OpenAI’s long-rumored browser has a name, and you can try it out today — provided you’re an Apple user. ChatGPT Atlas is available to download on macOS, with the company promising to bring it to Windows, Android and iOS soon. Atlas integrates ChatGPT directly within the browser interface, allowing users to engage with the chatbot while they’re surfing the web — no need to jump between different tabs or copy and paste content.

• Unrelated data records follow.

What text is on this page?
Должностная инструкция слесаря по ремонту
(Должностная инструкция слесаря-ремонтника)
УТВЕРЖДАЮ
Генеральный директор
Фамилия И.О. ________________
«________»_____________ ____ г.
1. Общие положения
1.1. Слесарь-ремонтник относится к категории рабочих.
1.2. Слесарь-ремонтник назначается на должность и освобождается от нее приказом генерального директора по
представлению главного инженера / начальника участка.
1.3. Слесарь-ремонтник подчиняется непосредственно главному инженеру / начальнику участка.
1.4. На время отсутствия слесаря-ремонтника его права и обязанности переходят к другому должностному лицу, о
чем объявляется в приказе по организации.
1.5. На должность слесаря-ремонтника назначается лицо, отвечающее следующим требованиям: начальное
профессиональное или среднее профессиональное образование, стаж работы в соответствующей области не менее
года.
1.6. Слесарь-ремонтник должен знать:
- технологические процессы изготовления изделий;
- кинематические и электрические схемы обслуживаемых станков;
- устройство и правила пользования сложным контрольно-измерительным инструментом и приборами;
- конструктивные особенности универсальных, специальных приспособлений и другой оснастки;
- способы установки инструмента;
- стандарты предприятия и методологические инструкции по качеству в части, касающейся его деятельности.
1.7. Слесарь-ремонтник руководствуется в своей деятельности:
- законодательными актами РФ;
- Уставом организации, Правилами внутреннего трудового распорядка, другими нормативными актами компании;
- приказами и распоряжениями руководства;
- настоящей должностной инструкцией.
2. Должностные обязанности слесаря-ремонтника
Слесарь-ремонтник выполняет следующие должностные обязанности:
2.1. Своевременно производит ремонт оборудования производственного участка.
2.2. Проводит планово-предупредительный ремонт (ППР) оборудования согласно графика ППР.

When you select a text field, an icon will appear that allows you to prompt ChatGPT. OpenAI demoed this feature in Gmail where an employee asked the chatbot to polish an email he was writing to a colleague. Naturally, a prompt bar will also appear when you open a new tab, and you can open a sidebar where you can converse with ChatGPT at any time.
The more you use Atlas, the more ChatGPT will “remember” about your preferences. One of the benefits of this is that you’ll be able to more easily filter through your search history. For instance, you can write “re-open the shoes I looked at yesterday,” and ChatGPT will know the specific website you want to look at again. Browser memories are optional, and if you decide to enable the feature, you can manage them through the settings menu, and just like any other browser, you can delete your history or go surf the web using an incognito mode. OpenAI also says it won’t use the content users browse to train its future models.
Atlas also includes an agent mode where ChatGPT can surf the web for you and complete tasks. The feature builds on the Operator tech debuted at the start of the year, and is currently available as a preview within the browser that Plus, Pro and Business accounts can try out. “It can help you book reservations or flights or even just edit a document that you’re working on,” said Adam Fry, product lead for ChatGPT Search, during the livestream where OpenAI announced Atlas.
“Tabs are great but we haven’t seen a lot of browser innovation since then,” OpenAI CEO Sam Altman at the start of the livestream. “This is just a great browser all-around — it’s smooth, it’s quick, it’s really nice to use.”
Rumors that OpenAI was working on its own web browser first surfaced in July. With today’s announcement, the company joins an already competitive market. A number of companies, including Opera and Perplexity, released their own “agentic” browsers earlier this year. Of course, then there’s also Google, which plans to integrate its Gemini AI assistant more deeply into Chrome, the world’s most popular browser, over the coming months.